Cinquecento pacchi alimentari consegnati entro Natale. La sede del Gruppo Abele di corso Trapani 91/b è dal 3 dicembre uno dei punti di snodo e di distribuzione di Torino Solidale, la rete di sostegno per le famiglie in disagio economico che vede Città di Torino e diverse realtà già mobilitate per l’emergenza (come Case del Quartiere, Arci, Sermig) lavorare insieme affinché nessuno in città si senta solo o venga lasciato indietro in questo momento difficile.
Un impegno, sottolinea una nota, che rappresenta il naturale sbocco della distribuzione di aiuti alimentari – prima a domicilio e poi con ritiro in sede – avviata dal Gruppo già dal 14 aprile, in pieno lockdown, e che ha coinvolto 42 famiglie del territorio cittadino, tutte straniere e con gravi problemi economici, ulteriormente acuiti dalla pandemia.
“Abbiamo fin dall’inizio risposto ai bisogni di molte delle famiglie che frequentano abitualmente le nostre attività – racconta Lucia Bianco, responsabile del progetto Genitori&Figli del Gruppo Abele che si occupa della distribuzione -. Una distribuzione che non voleva allora e non vuole essere ora una forma di assistenzialismo, ma una vicinanza reale, materiale oltre che emotiva, a nuclei che vivevano e vivono l’emergenza Covid come una reclusione, in case piccole, in preda all’incertezza e alle paure.
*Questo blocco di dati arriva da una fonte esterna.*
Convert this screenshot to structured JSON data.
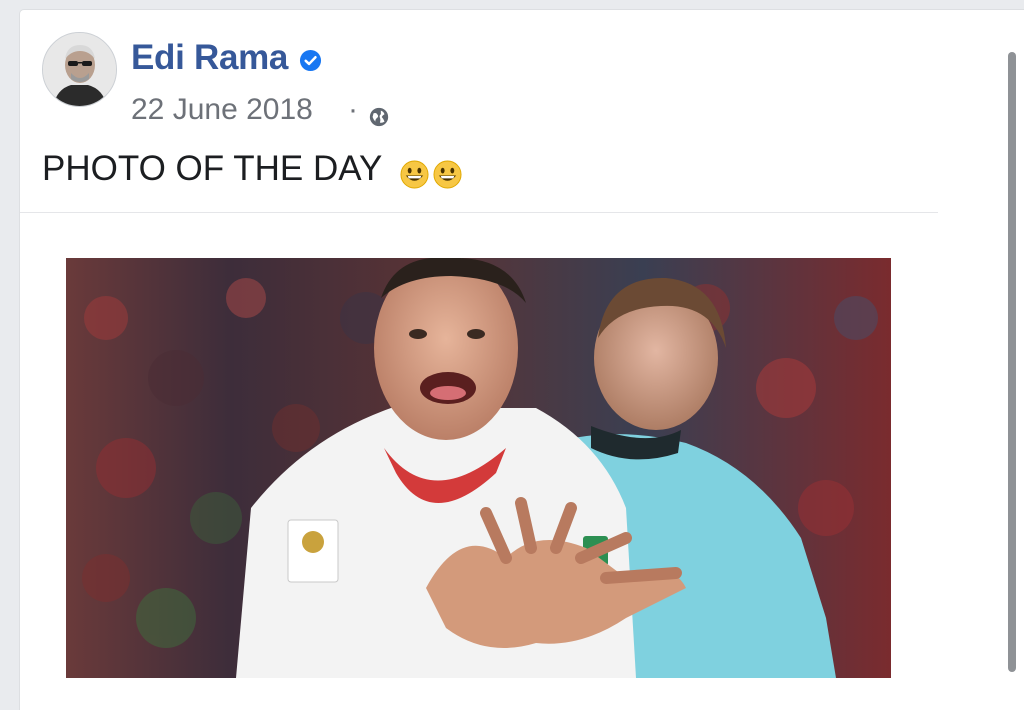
{
  "post": {
    "author_name": "Edi Rama",
    "verified_icon": "verified-badge-icon",
    "date": "22 June 2018",
    "separator": "·",
    "privacy_icon": "globe-icon",
    "text": "PHOTO OF THE DAY",
    "emojis": [
      "grinning-face-emoji",
      "grinning-face-emoji"
    ],
    "photo_description": "football-player-celebration-photo"
  },
  "colors": {
    "author": "#365899",
    "meta": "#6d7178",
    "text": "#1c1e21",
    "verified": "#1877f2"
  }
}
Perché quando vivi con poco, di lavori occasionali e sei sempre in equilibrio precario, basta un niente per finire nel baratro della povertà assoluta: figuriamoci una pandemia”.
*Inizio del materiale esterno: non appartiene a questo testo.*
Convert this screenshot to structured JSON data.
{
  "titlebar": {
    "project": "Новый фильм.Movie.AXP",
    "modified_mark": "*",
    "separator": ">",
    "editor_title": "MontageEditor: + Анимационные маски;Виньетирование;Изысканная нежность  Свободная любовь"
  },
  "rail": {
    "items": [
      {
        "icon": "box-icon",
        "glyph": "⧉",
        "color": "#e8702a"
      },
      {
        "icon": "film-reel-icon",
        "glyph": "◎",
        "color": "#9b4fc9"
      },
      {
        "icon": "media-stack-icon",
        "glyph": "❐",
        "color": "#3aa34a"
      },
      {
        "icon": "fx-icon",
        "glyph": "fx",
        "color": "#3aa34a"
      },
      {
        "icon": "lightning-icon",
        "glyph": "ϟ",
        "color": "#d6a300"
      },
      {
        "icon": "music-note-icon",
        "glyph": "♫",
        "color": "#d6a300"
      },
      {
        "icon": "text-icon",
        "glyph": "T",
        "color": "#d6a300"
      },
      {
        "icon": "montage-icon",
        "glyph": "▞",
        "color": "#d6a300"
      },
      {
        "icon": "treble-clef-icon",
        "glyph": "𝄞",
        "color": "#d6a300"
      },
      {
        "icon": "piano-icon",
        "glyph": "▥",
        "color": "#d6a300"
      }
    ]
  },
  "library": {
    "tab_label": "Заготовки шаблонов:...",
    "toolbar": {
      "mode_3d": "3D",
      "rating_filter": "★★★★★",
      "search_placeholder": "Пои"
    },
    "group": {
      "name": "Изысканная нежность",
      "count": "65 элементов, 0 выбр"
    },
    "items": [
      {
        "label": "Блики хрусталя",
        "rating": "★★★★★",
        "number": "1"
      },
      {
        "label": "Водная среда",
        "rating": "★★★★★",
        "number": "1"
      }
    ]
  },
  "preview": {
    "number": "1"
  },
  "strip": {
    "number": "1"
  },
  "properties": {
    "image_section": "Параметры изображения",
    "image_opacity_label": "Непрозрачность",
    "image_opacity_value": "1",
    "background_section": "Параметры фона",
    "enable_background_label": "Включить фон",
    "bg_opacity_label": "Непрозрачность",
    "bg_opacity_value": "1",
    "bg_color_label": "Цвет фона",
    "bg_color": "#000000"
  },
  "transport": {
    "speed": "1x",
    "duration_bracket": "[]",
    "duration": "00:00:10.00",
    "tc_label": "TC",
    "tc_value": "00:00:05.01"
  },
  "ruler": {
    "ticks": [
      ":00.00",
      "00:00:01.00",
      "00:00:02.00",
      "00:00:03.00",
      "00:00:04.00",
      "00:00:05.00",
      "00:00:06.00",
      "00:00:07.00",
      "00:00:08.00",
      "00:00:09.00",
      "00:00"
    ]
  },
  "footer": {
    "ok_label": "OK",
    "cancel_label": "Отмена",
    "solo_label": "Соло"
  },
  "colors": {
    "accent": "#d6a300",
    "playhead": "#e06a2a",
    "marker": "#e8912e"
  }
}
Sono storie di disperazione ma anche di speranza, quelle raccolte dal Gruppo Abele in questi mesi, storie di adulti ma soprattutto di bambini con esigui spazi vitali a disposizione e pochissimo o nessun accesso alla didattica a distanza. Storie come quella di Maryem, mamma di Yahya, barricata in casa da febbraio, e che Paola, educatrice del Gruppo Abele, ha convinto solo mesi dopo ad affacciarsi sul marciapiede.
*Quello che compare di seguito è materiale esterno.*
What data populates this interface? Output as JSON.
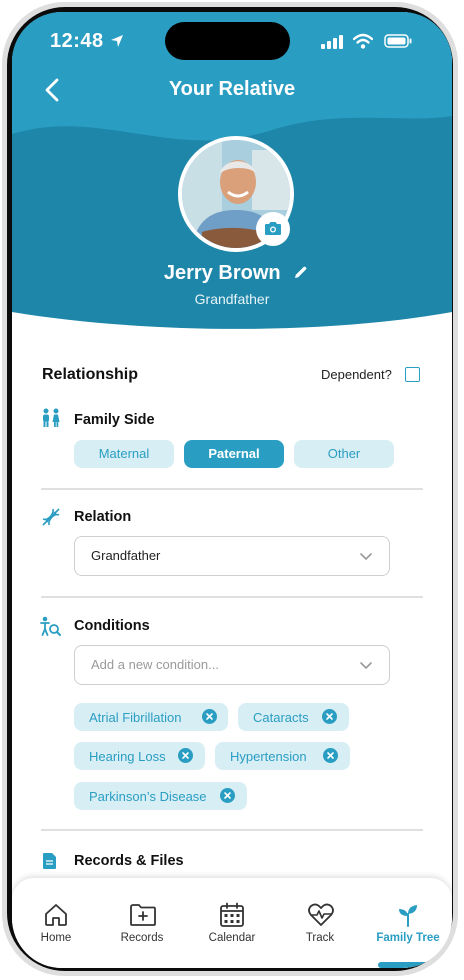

Nei pacchi di sostegno c’erano anche giochi, materiale di cancelleria e qualche libro. “Ci siamo accorti subito – continua Bianco – che la pandemia, ben lontano dal farci tutti uguali, stava facendo esplodere le differenze sociali e che se per alcune fasce più garantite dal punto di vista economico il restare a casa rappresentava davvero una protezione, per altre diventava una sorta di condanna. Sui bambini questo era ancora più chiaro, perché abbiamo avuto modo di constatare che il percorso educativo per molti s’è interrotto dal giorno stesso della chiusura delle scuole, con tutte le conseguenze in termini di integrazione che questo comporta”.